2 de setembro de 2006

ANDAR É SER OBSERVADO





Aprender a caminhar, para quem sai do berço, já é assumir uma identidade

Nei Duclós

Todo mundo sabe como John Wayne anda. É o caminhar mais imitado do cinema. As pernas possuem vida própria e há um ritmo diferente no gesto que ele imprime ao tronco. Parece que anda meio de lado, como a espreitar inimigos. Ao mesmo tempo, é um andar franco, desassombrado, grandalhão. Robert Mitchum tem outro tipo de passo. As pernas vão a reboque da sua vontade de andar, fazendo com que seu corpo (encimado por formidável cara de sonso) flutue enquanto os pés palmilham territórios há vários segundos deixados para trás.

Aprender a andar, para quem sai do berço, já é assumir uma identidade. Pelo ritmo, pela postura assumida no caminhar de qualquer um, é possível dizer quem ele é. Por isso atores como John Travolta costumam modificar o passo para criar personagens. Mas quem encontra o passo certo (contundente, personalíssimo) diante da observação alheia, não abre mão dele, seja o papel que for desempenhado.
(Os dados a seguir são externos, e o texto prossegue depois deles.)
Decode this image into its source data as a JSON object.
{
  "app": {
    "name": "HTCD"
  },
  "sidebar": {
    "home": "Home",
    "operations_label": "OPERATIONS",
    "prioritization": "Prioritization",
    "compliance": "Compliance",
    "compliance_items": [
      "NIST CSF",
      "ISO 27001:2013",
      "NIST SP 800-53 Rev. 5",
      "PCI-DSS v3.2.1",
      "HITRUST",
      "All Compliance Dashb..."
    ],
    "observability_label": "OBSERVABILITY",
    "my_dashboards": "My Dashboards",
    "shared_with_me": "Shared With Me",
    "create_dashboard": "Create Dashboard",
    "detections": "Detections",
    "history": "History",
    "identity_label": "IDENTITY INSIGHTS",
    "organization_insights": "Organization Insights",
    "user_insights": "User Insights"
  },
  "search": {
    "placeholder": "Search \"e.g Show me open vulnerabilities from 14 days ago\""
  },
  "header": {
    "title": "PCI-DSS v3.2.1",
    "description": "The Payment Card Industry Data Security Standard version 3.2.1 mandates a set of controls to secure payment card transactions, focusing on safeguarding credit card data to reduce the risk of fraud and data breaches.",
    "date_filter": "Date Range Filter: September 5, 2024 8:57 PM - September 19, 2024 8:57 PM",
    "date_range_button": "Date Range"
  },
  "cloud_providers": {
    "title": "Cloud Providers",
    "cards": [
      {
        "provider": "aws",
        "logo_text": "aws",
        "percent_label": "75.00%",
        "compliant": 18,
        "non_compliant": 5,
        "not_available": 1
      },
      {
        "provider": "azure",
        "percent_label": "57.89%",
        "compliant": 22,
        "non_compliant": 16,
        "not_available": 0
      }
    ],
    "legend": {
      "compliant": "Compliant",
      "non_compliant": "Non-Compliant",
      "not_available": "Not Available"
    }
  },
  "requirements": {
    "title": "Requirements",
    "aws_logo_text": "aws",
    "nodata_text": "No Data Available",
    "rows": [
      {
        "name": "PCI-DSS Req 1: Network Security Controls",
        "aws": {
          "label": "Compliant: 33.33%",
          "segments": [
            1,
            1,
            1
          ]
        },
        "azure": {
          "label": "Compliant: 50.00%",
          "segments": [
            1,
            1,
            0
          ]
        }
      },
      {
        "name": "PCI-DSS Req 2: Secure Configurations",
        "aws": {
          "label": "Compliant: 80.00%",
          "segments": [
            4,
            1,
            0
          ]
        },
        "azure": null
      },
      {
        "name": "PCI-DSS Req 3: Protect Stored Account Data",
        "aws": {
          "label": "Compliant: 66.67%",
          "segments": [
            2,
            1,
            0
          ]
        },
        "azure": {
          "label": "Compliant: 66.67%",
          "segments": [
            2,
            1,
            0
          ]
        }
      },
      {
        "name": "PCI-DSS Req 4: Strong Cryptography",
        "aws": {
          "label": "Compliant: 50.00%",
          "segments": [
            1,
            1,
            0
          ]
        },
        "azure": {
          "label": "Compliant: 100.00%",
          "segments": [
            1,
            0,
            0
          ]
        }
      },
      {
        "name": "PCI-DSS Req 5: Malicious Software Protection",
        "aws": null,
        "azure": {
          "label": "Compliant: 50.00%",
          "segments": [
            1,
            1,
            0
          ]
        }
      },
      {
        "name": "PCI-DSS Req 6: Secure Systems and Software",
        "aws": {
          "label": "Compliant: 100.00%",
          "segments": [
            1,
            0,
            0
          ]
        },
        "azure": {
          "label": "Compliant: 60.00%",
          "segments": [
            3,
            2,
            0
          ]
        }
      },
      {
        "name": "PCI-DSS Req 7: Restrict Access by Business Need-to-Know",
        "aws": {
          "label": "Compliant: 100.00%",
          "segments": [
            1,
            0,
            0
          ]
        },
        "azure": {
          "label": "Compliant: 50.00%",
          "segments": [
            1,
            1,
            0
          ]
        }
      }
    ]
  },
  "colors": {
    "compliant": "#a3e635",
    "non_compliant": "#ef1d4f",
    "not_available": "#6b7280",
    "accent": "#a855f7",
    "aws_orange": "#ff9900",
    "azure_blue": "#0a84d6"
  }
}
Quando aprendemos a andar, descobrimos que essa ação está sendo acompanhada com atenção redobrada. O mundo adulto volta os olhos para você, na expectativa e ao mesmo tempo pressionando-o para que você se saia bem da empreitada. É importante que uma criança ande, o que irá amenizar o trabalho dado aos adultos. É também sinal de saúde física, de coordenação motora e, infelizmente, de precocidade (a pressa em fazer o nenê andar é que inventa as pernas tortas de tanta gente).

Andar, portanto, é ser observado, o que torna essa atividade tão fundamental no teatro e no cinema. É preciso chamar a atenção para o personagem a ser criado. Atrair a atenção alheia é fazer a criatura andar. O passo do terror é conhecido: pé ante pé, pesado, fazendo o tronco acompanhar o esforço de maneira tacanha. O passo do medo costuma ser obviamente trêmulo, ou trôpego. A comédia usa o andar para compor o riso na cabeça da platéia. Buster Keaton é duro, com pernas e quadris em movimento burocrático. Chaplin usa o excesso dos sapatos para inventar o andar do palhaço distorcido pelas luzes do circo. Há o andar imperceptível dos ladrões. Não se iluda: se você for roubado, não escutará nada. Se escutar, você tem uma chance, o ladrão é ruim de bola.

O andar furioso é curto, apressado. O andar sensual é a base bamba de um templo majestosamente curvo. O passo de ganso é o nazismo impondo seu tacão no mundo. O do marreco são as pernas tortas que pretendem ter um andar militar, mas não conseguem. O andar na ponta dos pés te surpreende. O andar duro do salto alto é um pedido de passagem na calçada estreita. O andar cria espaços imaginários diante da câmara. É uma ferramenta que não pode cair em si, como os ombros. Quando José Wilker gira, ele está decidindo que não quer mais estar ali, que vai inventar outro cenário para o seu personagem se movimentar. Bruna Lombardi como Diadorim andava como se estivesse caindo, o mesmo tipo de passo de Romário quando se retira do campo. Andar é o bicho mais humano que podemos criar.

O andar dos anos cinqüenta, aprendido nas matinês, era bem específico. Na calçada larga, sabíamos que mil olhos voltavam-se para nós. Tínhamos platéia, era preciso caprichar. Havia uma dança comandada pelos ombros e pelo tronco, que se revezavam no impulso para frente. Nesse bambolê estranho havia o charme de passar a mão no topete ou jogar a cabeça para trás para acertar o cabelo caído. Uma leve raspadinha com a sola do sapato no chão era admissível, desde que não se exagerasse na dose. Isso dava a impressão que atrairíamos garotas tontas com nossa performance.

Mas no fim nos reuníamos em grupos nos postes, carros estacionados (já que não tínhamos carros) para ver olhar o que realmente interessava: o andar das gurias, que costumavam levantar a sola dos pés para ganharem altura enquanto iam para frente, ao mesmo tempo em que viravam o rosto para nós, felizardos daquela época sem igual. Andar, naquele caso, era observar. Mas quem andava na nossa frente voltava os olhos para nos ver parados. Nunca foi tão bom ser platéia.

RETORNO - 1.Imagem de hoje: minha neta Maria Clara de casaco azul. Foto de Juliana Duclós. 2. Esta cronica foi publicada neste fim de semana no caderno Donna DC, do Diário Catarinense.